As an example, Twitter was buzzing last week at the Soysmart conference about manipulating soybeans to put out more pods per plant and more seeds per pod. Treat the crop with a systems approach and watch the bushels flow.
I don't like to burst the bubble, but Horst Bohner our provincial soybean specialist has been doing this for several years now. He has conclusively demonstrated the number one method to increasing soybean yields. Allan and I have both tried it and we agree with Horst. The number one ingredient to higher soybean yields is to plant full season soybean varieties early. Period. Having the ability to irrigate soybeans in August would work even better, but that is not an option for many Ontario producers. Anything else is a distant second. We know conclusively that soybeans do not respond consistently to row width, population, tillage, emergence, fungicide or foliar feeding. Spending lots of money on inputs to improve soybean yields does not work. That makes for a very brief system.
I have a customer that can grow 80 bu per acre soybeans. He has done it consistently and could go on the circuit and become the "Maharishi of Soybeans". His ethics stop him because he also knows he can't grow 80 bu just because he is smart. The production recipe is tied to the deed on the farm and the recipe is a complete failure when exported off that same farm. The truth hurts.
What is a frustrated soybean producer to do? Focus in the basics of soil structure, organic matter retention, crop rotation, base fertility, inoculants, seed treatments and variety selection. Boring as heck, but infinitely more profitable.
One other hot topic making the rounds is variable rate corn planters GPS referenced to change seed drop on the go. A cheap version of variable rate is already on the market. New monitors allow you to program two population settings and the operator has to remember to switch populations manually as the planter moves across the field.
Several questions still need to be answered.
What is the right population for the hybrid in the planter?
What is the right population for that hybrid on the soil type in that spot on the field?
What are the yield limiting factors for that spot in the field?
What actually is the yield potential for that spot in the field?

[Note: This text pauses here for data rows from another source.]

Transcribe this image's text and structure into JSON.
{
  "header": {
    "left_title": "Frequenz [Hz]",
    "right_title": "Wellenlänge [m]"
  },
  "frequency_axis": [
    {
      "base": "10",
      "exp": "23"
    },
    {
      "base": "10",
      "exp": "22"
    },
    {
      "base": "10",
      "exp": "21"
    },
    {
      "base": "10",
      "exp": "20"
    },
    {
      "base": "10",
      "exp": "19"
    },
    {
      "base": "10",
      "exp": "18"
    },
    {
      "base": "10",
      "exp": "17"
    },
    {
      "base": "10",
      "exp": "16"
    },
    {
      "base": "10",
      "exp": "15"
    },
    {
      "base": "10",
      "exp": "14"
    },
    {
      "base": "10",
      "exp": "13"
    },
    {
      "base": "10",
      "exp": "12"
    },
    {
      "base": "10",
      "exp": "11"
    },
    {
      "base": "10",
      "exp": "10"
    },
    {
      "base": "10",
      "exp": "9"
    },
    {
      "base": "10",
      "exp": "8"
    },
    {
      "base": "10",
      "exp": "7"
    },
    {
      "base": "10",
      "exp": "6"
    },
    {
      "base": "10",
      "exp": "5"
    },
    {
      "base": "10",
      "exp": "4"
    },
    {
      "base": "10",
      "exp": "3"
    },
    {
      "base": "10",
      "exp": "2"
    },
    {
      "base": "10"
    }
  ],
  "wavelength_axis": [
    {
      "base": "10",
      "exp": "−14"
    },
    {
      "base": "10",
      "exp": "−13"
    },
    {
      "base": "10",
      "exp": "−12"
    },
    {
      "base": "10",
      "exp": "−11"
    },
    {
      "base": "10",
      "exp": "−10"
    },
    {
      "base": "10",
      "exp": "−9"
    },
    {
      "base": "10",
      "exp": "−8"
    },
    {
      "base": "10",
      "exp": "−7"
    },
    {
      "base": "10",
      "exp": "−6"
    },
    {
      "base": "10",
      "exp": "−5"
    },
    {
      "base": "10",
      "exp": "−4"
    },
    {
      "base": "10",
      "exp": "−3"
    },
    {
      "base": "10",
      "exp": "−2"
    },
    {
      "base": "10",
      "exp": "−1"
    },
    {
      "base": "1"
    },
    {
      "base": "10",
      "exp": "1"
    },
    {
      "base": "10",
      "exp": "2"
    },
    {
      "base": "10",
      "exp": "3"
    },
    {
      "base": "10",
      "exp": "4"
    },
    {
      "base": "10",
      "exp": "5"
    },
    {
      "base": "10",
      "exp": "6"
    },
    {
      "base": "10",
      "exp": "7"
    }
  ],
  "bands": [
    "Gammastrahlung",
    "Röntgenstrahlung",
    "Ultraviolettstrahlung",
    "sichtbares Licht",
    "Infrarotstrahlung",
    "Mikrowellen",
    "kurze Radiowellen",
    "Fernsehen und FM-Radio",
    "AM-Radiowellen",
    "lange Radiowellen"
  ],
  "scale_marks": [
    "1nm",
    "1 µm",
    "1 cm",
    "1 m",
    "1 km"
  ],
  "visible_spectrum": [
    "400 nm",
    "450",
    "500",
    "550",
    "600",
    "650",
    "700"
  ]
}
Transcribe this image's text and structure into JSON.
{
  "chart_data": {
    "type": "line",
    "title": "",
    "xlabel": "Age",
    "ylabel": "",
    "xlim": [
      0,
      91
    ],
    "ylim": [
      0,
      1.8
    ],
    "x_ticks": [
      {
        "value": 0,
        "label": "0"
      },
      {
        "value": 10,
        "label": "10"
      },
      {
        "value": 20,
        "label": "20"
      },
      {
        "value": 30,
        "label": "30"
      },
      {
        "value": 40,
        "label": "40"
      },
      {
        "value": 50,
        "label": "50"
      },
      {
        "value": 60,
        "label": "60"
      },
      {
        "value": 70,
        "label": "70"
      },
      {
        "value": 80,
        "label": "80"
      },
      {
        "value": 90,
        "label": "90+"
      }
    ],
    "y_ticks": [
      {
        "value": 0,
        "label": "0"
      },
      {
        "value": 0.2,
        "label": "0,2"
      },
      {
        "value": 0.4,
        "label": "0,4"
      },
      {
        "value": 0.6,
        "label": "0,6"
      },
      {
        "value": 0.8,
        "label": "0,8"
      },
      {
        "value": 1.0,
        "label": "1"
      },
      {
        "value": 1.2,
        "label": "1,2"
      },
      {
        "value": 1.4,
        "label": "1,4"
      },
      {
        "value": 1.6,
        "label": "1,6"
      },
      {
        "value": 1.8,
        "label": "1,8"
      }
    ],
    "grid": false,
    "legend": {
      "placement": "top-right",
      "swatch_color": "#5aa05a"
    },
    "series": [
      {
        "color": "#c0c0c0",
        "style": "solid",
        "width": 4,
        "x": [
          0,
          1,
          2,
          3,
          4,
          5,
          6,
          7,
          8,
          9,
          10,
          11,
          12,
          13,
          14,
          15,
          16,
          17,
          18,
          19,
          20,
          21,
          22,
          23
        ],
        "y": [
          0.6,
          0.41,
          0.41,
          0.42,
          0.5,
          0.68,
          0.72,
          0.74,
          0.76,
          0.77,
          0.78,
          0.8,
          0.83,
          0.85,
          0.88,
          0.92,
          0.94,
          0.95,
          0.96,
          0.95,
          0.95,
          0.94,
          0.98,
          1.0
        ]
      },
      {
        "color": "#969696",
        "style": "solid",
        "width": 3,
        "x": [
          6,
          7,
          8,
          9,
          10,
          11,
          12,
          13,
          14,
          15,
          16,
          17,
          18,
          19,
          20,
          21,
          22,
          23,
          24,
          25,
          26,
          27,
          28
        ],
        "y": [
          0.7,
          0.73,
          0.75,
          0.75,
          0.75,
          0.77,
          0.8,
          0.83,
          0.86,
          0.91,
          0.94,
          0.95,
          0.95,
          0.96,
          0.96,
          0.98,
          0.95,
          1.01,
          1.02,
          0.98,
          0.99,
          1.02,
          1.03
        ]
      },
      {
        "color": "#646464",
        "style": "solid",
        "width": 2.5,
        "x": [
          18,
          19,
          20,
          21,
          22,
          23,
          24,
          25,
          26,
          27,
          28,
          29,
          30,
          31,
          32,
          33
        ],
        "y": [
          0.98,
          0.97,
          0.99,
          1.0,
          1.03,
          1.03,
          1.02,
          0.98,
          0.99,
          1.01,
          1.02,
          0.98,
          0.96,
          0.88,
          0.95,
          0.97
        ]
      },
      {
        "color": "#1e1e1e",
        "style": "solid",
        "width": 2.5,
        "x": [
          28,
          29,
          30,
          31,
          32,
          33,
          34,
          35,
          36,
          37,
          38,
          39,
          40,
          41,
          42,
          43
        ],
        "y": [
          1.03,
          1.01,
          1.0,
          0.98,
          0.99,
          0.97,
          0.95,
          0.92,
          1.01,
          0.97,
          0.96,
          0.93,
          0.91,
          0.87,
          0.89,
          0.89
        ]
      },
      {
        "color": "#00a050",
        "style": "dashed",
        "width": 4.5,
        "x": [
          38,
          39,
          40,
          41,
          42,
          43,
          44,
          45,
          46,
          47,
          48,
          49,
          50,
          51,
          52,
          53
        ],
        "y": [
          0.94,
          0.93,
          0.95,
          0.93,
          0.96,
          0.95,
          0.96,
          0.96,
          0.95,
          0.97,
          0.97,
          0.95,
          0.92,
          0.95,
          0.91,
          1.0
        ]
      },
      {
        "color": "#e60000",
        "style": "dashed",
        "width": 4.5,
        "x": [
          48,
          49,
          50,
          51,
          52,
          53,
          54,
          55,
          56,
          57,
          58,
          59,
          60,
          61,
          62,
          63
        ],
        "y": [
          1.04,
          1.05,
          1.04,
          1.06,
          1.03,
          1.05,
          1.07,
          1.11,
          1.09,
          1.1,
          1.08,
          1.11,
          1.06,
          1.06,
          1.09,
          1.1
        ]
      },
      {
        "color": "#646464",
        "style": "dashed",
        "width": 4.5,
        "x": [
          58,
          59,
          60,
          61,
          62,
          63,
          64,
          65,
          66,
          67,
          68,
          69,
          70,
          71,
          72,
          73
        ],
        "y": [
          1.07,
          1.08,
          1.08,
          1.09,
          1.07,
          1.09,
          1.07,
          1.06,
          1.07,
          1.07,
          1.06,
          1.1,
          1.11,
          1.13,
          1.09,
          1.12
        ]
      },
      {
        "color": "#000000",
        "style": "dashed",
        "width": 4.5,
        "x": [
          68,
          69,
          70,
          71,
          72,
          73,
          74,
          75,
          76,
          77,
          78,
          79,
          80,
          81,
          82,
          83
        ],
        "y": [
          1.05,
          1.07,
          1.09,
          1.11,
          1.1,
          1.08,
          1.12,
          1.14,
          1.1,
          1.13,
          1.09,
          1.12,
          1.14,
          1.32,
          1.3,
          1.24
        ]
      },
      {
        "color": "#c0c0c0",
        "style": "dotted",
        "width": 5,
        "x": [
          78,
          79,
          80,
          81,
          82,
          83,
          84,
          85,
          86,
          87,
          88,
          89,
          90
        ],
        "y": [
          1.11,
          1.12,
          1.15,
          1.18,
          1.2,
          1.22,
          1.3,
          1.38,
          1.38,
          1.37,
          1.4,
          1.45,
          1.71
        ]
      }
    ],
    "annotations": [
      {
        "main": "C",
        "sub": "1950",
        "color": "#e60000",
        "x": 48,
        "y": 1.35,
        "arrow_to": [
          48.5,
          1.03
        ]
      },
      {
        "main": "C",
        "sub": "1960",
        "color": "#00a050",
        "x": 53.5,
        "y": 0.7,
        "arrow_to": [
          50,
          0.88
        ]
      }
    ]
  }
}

Most seed companies do their best to give guidance to population response by hybrid which begins to answer the first question. But that answer will be heavily influenced by the answers to the remaining questions which are only educated guesses for most producers and agronomists.
Bob Neilson at Purdue has looked at this on field scale population trials in Indiana. The results of this are no surprise to me. When we take population recommendations by hybrid to the field and subject them to statistical analysis, the recommendations are not very reliable. The take home message is do not get caught in the hype that machinery and seed companies have this all figured out. Once again that makes for a boring presentation and not many "tweets".
You can read the results of the Purdue study at
http://www.agry.purdue.edu/ext/corn/news/timeless/SeedingRateGuidelines.html
Coming back to Allan I know he will continue to experiment. Just don't try selling him any more latest and greatest.
Thanks for your Post Russ. It is refreshing to read! But you are right. It is boring doing the same thing over and over. Looking backwards change is always evident, but it has taken over 10 years to move corn populations 10% upwards.